All photos taken with my iphone. Follow my daily adventures on Instagram

Monday, October 3, 2016

Getting Here/A Baby Parisian


I am here. Deep breath. The weeks leading up to my departure from San Diego were full of stress - I had no idea how I was going to get everything done. Up to the day I left I was working on a book for a freelance client while I waited for my ride to the airport. It was supposed to be completed the week before, per my meticulously laid out schedule, but as is life, it wasn't done. The client kept changing things...and though I had asked for my pay check in advance it didn't come. So there I was in my condo, working on the book, flight in a couple of hours, having stayed up til 3am packing, paying over $200 extra for 2 bags instead of 1 (which frankly I couldn't afford), no pay check for the last month of work, my beloved Derby Blue throwing up in anticipation of my leaving (she knows when she sees the suitcases), eyes watering and nose running with allergies in the sweltering San Diego heat...and after weeks of holding it together I just started to cry. My phone was ringing and dinging...this was the capstone of my stress. And just as I started to really get my ugly cry on, my parents arrived. I was fine with having my mom see me like this, but my dad...things have been tense between us since I decided to leave the US. He doesn't approve. He was the last person I wanted to freak out in front of. "It's my allergies..." I trailed off as they stood back uncomfortably looking at me. "I'm fine! Let's go." I missed my first flight and we had to rush to drive to LAX, in traffic, while I was on the phone with AT&T and T-Mobile trying to sort out my international plan, to catch my second. There was no lack of stress on my departure day. 

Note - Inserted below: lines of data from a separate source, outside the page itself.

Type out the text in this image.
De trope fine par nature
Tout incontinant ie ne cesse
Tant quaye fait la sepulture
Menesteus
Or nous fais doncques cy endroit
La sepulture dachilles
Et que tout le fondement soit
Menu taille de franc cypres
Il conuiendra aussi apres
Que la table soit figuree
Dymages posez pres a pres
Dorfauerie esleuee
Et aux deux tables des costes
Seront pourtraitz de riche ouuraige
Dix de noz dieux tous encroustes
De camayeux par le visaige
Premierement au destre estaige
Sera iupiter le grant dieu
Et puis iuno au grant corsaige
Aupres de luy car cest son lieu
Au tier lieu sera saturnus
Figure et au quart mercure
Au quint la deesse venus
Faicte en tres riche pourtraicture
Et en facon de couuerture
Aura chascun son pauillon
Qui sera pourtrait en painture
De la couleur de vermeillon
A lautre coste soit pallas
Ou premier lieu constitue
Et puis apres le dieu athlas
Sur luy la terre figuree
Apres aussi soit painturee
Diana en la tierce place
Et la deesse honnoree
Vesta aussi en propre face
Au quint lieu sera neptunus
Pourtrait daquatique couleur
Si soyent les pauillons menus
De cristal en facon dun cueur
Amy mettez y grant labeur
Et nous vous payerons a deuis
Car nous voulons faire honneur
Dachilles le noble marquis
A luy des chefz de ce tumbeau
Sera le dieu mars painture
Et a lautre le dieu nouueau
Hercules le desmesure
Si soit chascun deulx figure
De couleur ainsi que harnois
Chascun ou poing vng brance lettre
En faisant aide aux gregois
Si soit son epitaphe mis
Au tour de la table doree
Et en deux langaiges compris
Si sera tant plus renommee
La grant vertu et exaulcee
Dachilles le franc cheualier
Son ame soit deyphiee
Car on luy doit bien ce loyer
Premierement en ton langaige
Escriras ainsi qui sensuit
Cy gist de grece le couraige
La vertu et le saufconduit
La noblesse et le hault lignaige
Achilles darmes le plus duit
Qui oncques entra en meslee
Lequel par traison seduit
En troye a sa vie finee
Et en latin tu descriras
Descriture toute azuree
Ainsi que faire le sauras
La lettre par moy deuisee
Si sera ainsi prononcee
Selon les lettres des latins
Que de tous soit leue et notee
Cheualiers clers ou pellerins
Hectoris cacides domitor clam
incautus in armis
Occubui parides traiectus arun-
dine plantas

As soon as I stepped onto the plane and realized they didn't have wifi (so I couldn't work, which I'd planned on) a sense of calm washed over me. I had 10 hours in which I literally couldn't do anything. I couldn't run errands or send emails or be on the phone or work on the book or look for jobs. So I popped a xan and slept the sleep of the dead. When I woke up my seat mate, Shannon, a filmmaker from LA on a trip to Paris to scout locations for his new film, was laughing at me. 

"What?" I asked.
"You really slept. There was a lot of turbulence and you just slept right through it. You must have needed that."
I nodded and smiled and let my eyes close again. 

statue at Palais Garnier, Opera house where rich men had a
backstage pass, meaning they could go backstage to choose a
girl for the night (the dancers were also prostitutes)
I've been in Paris 5 days and already everything is different. I keep getting asked why I'm here. To be honest with you all, I came on somewhat of a whim. I needed a change. I'm not here for a job or to follow a man (the top two guesses). I'm here for me. Because I wanted to come, so here I am. People laud my bravery but honestly I'm just as scared as everyone else. "I wish I could do what you're doing" is something I've gotten a lot. But anyone can...I literally booked a flight (a really cheap one, thanks Norwegian Air) spending a couple dollars short of every penny I had in my account) and figured out the rest after/am still figuring it out. I'm in Paris because I want to be, and I said yes to the great unknown and to change, newness, possibility. 

the walk up to the Sacre-Coeur, Montmartre 
The first two days I mostly slept. The 9 hour time difference and jet lag is a bear. Luckily my Airbnb is lovely (1. Is it luck? I spent probably 24 hours in total looking for the best possible rental for my budget, reading reviews, emailing, etc. 2. Sign up for Airbnb with my link and we both get $35 off - yay!) and I feel comfortable here. It was worth it for me to spend a little more to get a place in the city I could actually physically turn around in - Paris apartments are known for being comically tiny and it is no joke, they really are. Most of them (in my budget) are former servants quarters, some with shared bathrooms in the hall and one window, maybe. As I'm not twentysomething anymore and over the hostel/backpacking phase of my life (I promise it happened, check out my previous shared blog Barnstormers), this would not do. My place isn't luxurious, but it's perfect. 24 whole hours well spent (100 emoji). 
a house on the hill in Montmartre, across from the cemetery

my first Parisienne purchase, this hat
And then I did stuff! I took a free tour of Paris from a link I happened upon when I fell down an internet hole researching. Check it out and if you do it too (I recommend!) request Elodie. She was a wealth of knowledge and a 5th generation Parisienne (actually born and raised in Paris, not the suburbs), a rarity. I stood below the Eiffel Tower at night, in the rain, and watched it sparkle (which it does every hour, on the hour). I stood on a bridge over the Seine and let the wind blow my newly short hair. I've had several conversations with shopkeepers in full French (100 emoji again!), I've eaten a lot of cheese and (hopefully) walked it off. 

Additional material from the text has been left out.